The spectrum, from decoration to operation

"We have an MCP server" describes three very different products. At the bottom: read-only reporting servers — a handful of tools that fetch metrics, so your agent can summarize a dashboard it cannot act on. In the middle: partial surfaces — real read tools plus a curated sliver of writes, enough for a demo, not enough to run a workflow without a human finishing it in the UI. At the top: operational surfaces, where the product's actual capabilities are tools, writes included, with scoped auth and reads to verify every action. Only the top tier changes how your team works; the other two are API docs wearing a costume.

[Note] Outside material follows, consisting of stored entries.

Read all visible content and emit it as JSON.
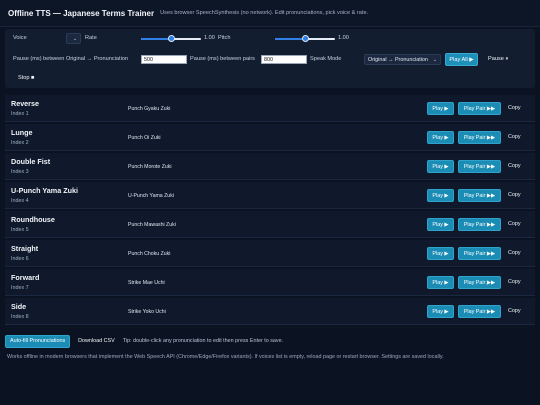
{
  "header": {
    "title": "Offline TTS — Japanese Terms Trainer",
    "subtitle": "Uses browser SpeechSynthesis (no network). Edit pronunciations, pick voice & rate."
  },
  "controls": {
    "voice_label": "Voice",
    "voice_value": "",
    "rate_label": "Rate",
    "rate_value": "1.00",
    "rate_fraction": 0.5,
    "pitch_label": "Pitch",
    "pitch_value": "1.00",
    "pitch_fraction": 0.5,
    "pause_between_label": "Pause (ms) between Original → Pronunciation",
    "pause_between_value": "500",
    "pause_pairs_label": "Pause (ms) between pairs",
    "pause_pairs_value": "800",
    "speak_mode_label": "Speak Mode",
    "speak_mode_value": "Original → Pronunciation",
    "play_all_label": "Play All ▶",
    "pause_label": "Pause ⏸",
    "stop_label": "Stop ■"
  },
  "terms": [
    {
      "name": "Reverse",
      "index": "Index 1",
      "pronunciation": "Punch Gyaku Zuki",
      "play": "Play ▶",
      "pair": "Play Pair ▶▶",
      "copy": "Copy"
    },
    {
      "name": "Lunge",
      "index": "Index 2",
      "pronunciation": "Punch Oi Zuki",
      "play": "Play ▶",
      "pair": "Play Pair ▶▶",
      "copy": "Copy"
    },
    {
      "name": "Double Fist",
      "index": "Index 3",
      "pronunciation": "Punch Morote Zuki",
      "play": "Play ▶",
      "pair": "Play Pair ▶▶",
      "copy": "Copy"
    },
    {
      "name": "U-Punch Yama Zuki",
      "index": "Index 4",
      "pronunciation": "U-Punch Yama Zuki",
      "play": "Play ▶",
      "pair": "Play Pair ▶▶",
      "copy": "Copy"
    },
    {
      "name": "Roundhouse",
      "index": "Index 5",
      "pronunciation": "Punch Mawashi Zuki",
      "play": "Play ▶",
      "pair": "Play Pair ▶▶",
      "copy": "Copy"
    },
    {
      "name": "Straight",
      "index": "Index 6",
      "pronunciation": "Punch Choku Zuki",
      "play": "Play ▶",
      "pair": "Play Pair ▶▶",
      "copy": "Copy"
    },
    {
      "name": "Forward",
      "index": "Index 7",
      "pronunciation": "Strike Mae Uchi",
      "play": "Play ▶",
      "pair": "Play Pair ▶▶",
      "copy": "Copy"
    },
    {
      "name": "Side",
      "index": "Index 8",
      "pronunciation": "Strike Yoko Uchi",
      "play": "Play ▶",
      "pair": "Play Pair ▶▶",
      "copy": "Copy"
    }
  ],
  "footer": {
    "autofill_label": "Auto-fill Pronunciations",
    "download_label": "Download CSV",
    "tip": "Tip: double-click any pronunciation to edit then press Enter to save.",
    "note": "Works offline in modern browsers that implement the Web Speech API (Chrome/Edge/Firefox variants). If voices list is empty, reload page or restart browser. Settings are saved locally."
  },
  "colors": {
    "background": "#0b1322",
    "accent": "#1b8db5",
    "slider": "#2f7fe6"
  }
}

The test is a workflow, not a tool count alone. Pick something real — "find the underperforming segment, draft two variants, stage them for review, report holdout lift in a week" — and ask whether the agent completes it end to end through the tool surface. Coverage, composability, governance, verifiability: if any of the four is missing, the workflow dead-ends at a human clicking through a UI, which is the thing the agent was supposed to absorb.

Where personalization platforms stand

As of mid-2026 the experimentation and personalization category is mostly unagentic. Adobe Target publishes no public MCP server — your agents cannot drive it. The legacy testing vendors are in similar shape. The notable exceptions run in opposite directions: Mutiny's relaunched GTM-asset product is MCP-native for generating collateral, though it no longer touches your website; and AXO exposes 130+ MCP tools spanning the whole personalization loop — segments, variants, placements, triggers, lead capture, pipeline, holdout measurement — the same surface the app itself uses.

That asymmetry is temporary; every vendor will ship something labeled MCP within a couple of quarters. Which is why the evaluation habit matters more than any current ranking: ask for the tool list, run one real workflow, and check where the writes are. The vendors confident in their surface will hand you a token. The ones who send a slide instead have answered the question too.

QUESTIONS PEOPLE ASK

How do you evaluate a vendor's MCP server before buying?

Ask for the complete tool list, then attempt one real workflow end to end with an agent — not a demo the vendor drives. Check four properties: coverage (are the product's real operations exposed, including writes), composability (can tools chain into workflows), governance (scoped tokens and review gates), and verifiability (can the agent read back what its writes did). A server that fails any of the four will strand workflows at a human.

What is a read-only MCP server, and why does it matter?

A read-only server exposes tools that fetch data — reports, metrics, lists — but none that act. It lets an agent summarize the product, not operate it, so every workflow still ends with a person clicking in the vendor's UI. Many martech MCP claims in 2026 describe read-only servers; the distinction is the first thing to check, because the marketing rarely volunteers it.